I did this for two reasons:

  1. I’m eventually going to want to hook up a solar panel system to help recharge the batteries, and these AGMs are a great solution for that. They offer long life with many cycles. They are sealed, so they cannot spill when going over rough roads and never need maintenance such as filling with distilled water, which you must do with regular liquid cells.
  2. I wanted longer amp hours. Since I can only run each battery down to 50% before recharging, I would only have 50 amp hours available with one 100AH battery. So I got two, and have them hooked up in parallel. 
Batteries in parallel

Batteries in parallel

When you connect two identical batteries in parallel, you double their individual output capacity, while keeping the output voltage the same as either battery. So, what I ended up with is the equivalent of a single 12v battery with an actual 100 amp hours available to use.
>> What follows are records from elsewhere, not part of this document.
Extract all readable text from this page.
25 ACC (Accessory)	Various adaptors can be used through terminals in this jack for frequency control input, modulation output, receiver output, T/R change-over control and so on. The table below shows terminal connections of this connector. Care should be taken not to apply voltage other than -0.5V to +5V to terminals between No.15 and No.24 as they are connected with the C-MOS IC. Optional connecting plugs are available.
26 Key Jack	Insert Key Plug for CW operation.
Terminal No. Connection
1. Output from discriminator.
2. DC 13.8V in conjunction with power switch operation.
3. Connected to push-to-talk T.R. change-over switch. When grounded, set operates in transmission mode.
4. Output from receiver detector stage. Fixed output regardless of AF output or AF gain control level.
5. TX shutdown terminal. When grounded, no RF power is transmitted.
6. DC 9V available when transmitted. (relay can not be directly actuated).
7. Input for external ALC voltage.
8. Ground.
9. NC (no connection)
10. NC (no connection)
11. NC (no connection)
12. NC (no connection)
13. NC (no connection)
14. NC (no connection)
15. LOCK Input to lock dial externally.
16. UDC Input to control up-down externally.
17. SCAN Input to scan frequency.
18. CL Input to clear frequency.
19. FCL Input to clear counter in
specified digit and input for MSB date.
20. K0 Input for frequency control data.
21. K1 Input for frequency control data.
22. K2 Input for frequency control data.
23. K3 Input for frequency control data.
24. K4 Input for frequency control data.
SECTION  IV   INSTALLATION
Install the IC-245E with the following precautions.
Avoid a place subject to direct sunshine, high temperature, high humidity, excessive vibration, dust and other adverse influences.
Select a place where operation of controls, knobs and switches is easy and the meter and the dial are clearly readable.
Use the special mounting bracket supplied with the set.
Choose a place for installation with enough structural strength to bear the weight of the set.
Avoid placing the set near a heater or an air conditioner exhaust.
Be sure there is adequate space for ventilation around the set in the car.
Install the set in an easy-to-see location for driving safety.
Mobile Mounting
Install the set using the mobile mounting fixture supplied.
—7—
If, however, two identical batteries are connected in series, the output voltage is doubled but the output capacity is kept the same as either battery. Because 6v golf cart batteries are so rugged, with very thick metal plates inside that are really durable, many RVers will hook two or more of those up in series to equal 12v power, and have a lot longer service life to show for it. But those buggers are hella heavy, and staying under my towable weight limit really is an issue, so that wasn’t an option for me with Wildheart.

Because my trailer has a rather limited-space hitch tongue, it only came with one battery platform, nestled between the two side members. I had to get a local guy to weld a couple brackets on in front of that one, to accommodate the second battery. He did a fantastic job, very quickly and reasonably priced, even finishing it off with a complimentary paint job! I felt very lucky to have been put in touch with him by my friend, Rose. (Thanks, girlfriend!)

The nasty old battery box had to go.

Exterior batteries generally tend to be housed in, at the very least, a protective black plastic box, to keep the from the worst of the elements. This is the original box that housed the battery it was delivered with. Aside from being pretty beat and with a rusty top vent stack (which I wouldn’t need, because AGM batteries aren’t vented), I replaced it because the two AGM batteries are taller, and wouldn’t fit. So that required that I get two new ones. Can’t say I was sorry to get rid of this ugly thing.

I also had difficulty finding cables of the right length in red and black to attach the two new batteries, so I finally just got two black ones, and wrapped one in red electrical tape. It got the job done, but of course the next week, I found affordable red ones nearby at an obvious place I overlooked.

Bad positive connector cable

The original positive battery cable had a severely deteriorated cable.

I also had to replace the original positive cable, because the connector had seen far better days, and was causing inconsistent circuits. So that was a second one I had to wrap in red.

And here is the finished product, which should keep me rolling for quite a while. It was great to be able to check this major project off the list, since so much else depends on it (such as lighting, cooling, and eventually, heating).

During the recent spate of very hot weather, I was able to hook up my new Boundless Breeze fan while I was working inside the trailer, for which I was so grateful, and that couldn’t have happened without first getting this battery situation sorted out.